Here we find the 5th and 9th percentiles of our generated data.
qexp(0.05, rate = lambda)
## [1] 9280.044
qexp(0.95, rate = lambda)
## [1] 541991.5
Instructions: Also generate a 95% confidence interval from the empirical data, assuming normality.
I interpret this question differently. Normally a confidence interval would be say if you calculate the mean, what is the highest and lowest mean that the true population could have, given a certain level of confidence, given the sample we have.
I assumed this question would relate to the 5th and 95th percentiles. So we could calculate the 5th percentile of the true population for which we have a sample given a 95% level of confidence. Do the same for the 95th percentile and then we’d have two confidence intervals, one for each the 5th and 95th percentiles.
The value in this approach is we could say that the 5th and 95th percentiles of our generated data are or are not in the confidence intervals we would expect from our true population, so, given a 95% confidence level the generated data is not a good fit for our actual/empirical data.
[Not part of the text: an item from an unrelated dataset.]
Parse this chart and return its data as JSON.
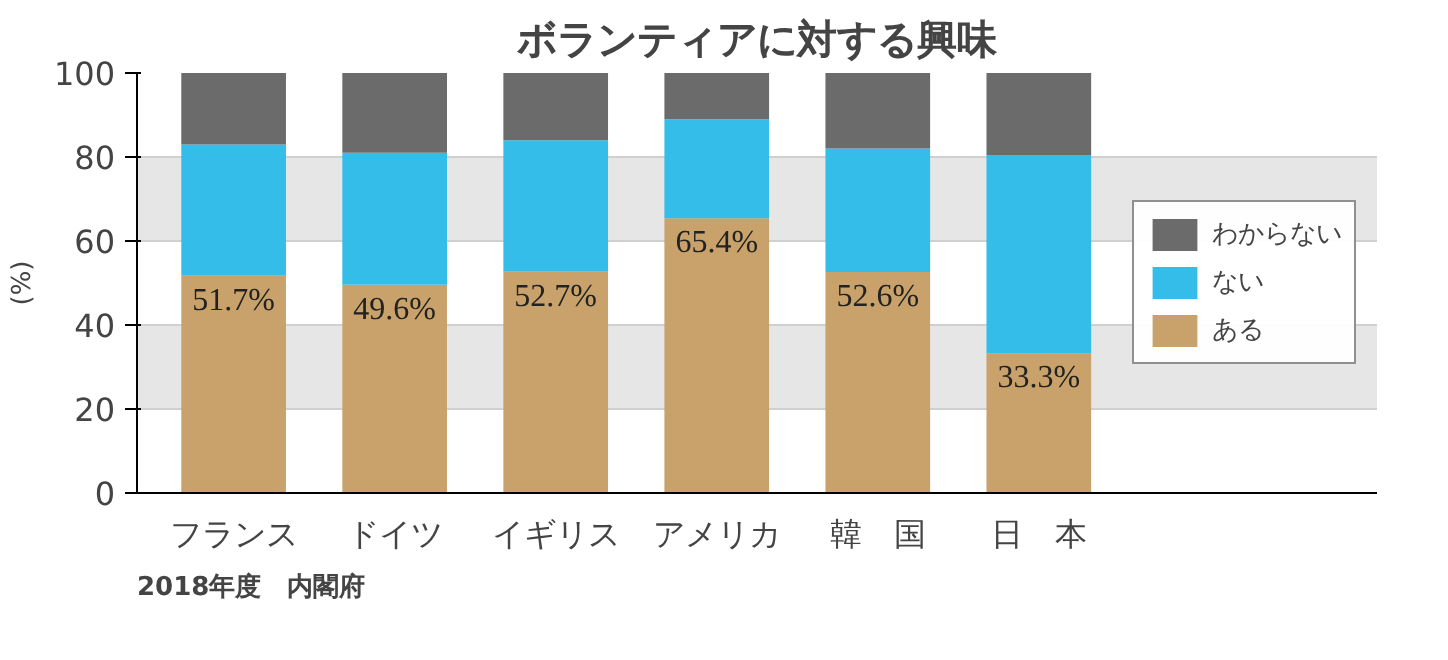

I read a detailed explanation for how you would do that on this stack exchange, stackexchange.com/how-to-obtain-a-confidence-interval-for-a-percentile and it (binomial counting of whether the next observation is above or below our critical value) seems outside of the scope of what we could be expected to accomplish after this course. But maybe we can approximate the confidence intervals for the 5th and 95th percentile using the formula for the confidence interval of the mean:
\(CI = \bar{X} \pm Z(std/\sqrt{n})\)
# Inputs to calculate the two confidence intervals
sp_percentile_05 <- quantile(train$SalePrice, 0.05, names=FALSE)
sp_percentile_95 <- quantile(train$SalePrice, 0.95, names=FALSE)
Z <- qnorm(0.975)
std <- sd(train$SalePrice)
n_sq <- sqrt(length(train$SalePrice))
# lower and upper bounds of the two confidence intervals
CI_05_Lower <- sp_percentile_05 - Z*(std/n_sq)
CI_05_Upper <- sp_percentile_05 + Z*(std/n_sq)
CI_95_Lower <- sp_percentile_95 - Z*(std/n_sq)
CI_95_Upper <- sp_percentile_95 + Z*(std/n_sq)
CI_05 <- c(CI_05_Lower, CI_05_Upper)
CI_95 <- c(CI_95_Lower, CI_95_Upper)
CI_05
## [1] 83925.03 92074.97
CI_95
## [1] 322025 330175
Here we find the 5th and 95th percentiles of our actual data.
quantile(train$SalePrice, 0.05, names=FALSE)
## [1] 88000
quantile(train$SalePrice, 0.95, names=FALSE)
## [1] 326100
The generated data’s 5th and 9th percentiles are not within our confidence intervals. (Though if we increased to the 99% confidence level then the lower one would be!) It looks like the exponential distribution is not the right distribution to fit to our data.
We’ve already taken the log of our sale price data and shown that it
looks normally distributed. If we were to repeat this exercise with the
log SalePrice
and the normal distribution we might have
calculated confidence intervals that contained the simulated 5th and
95th percentiles of our generated data and we would have confidence that
our data, with log transformation, follows a normal distribution.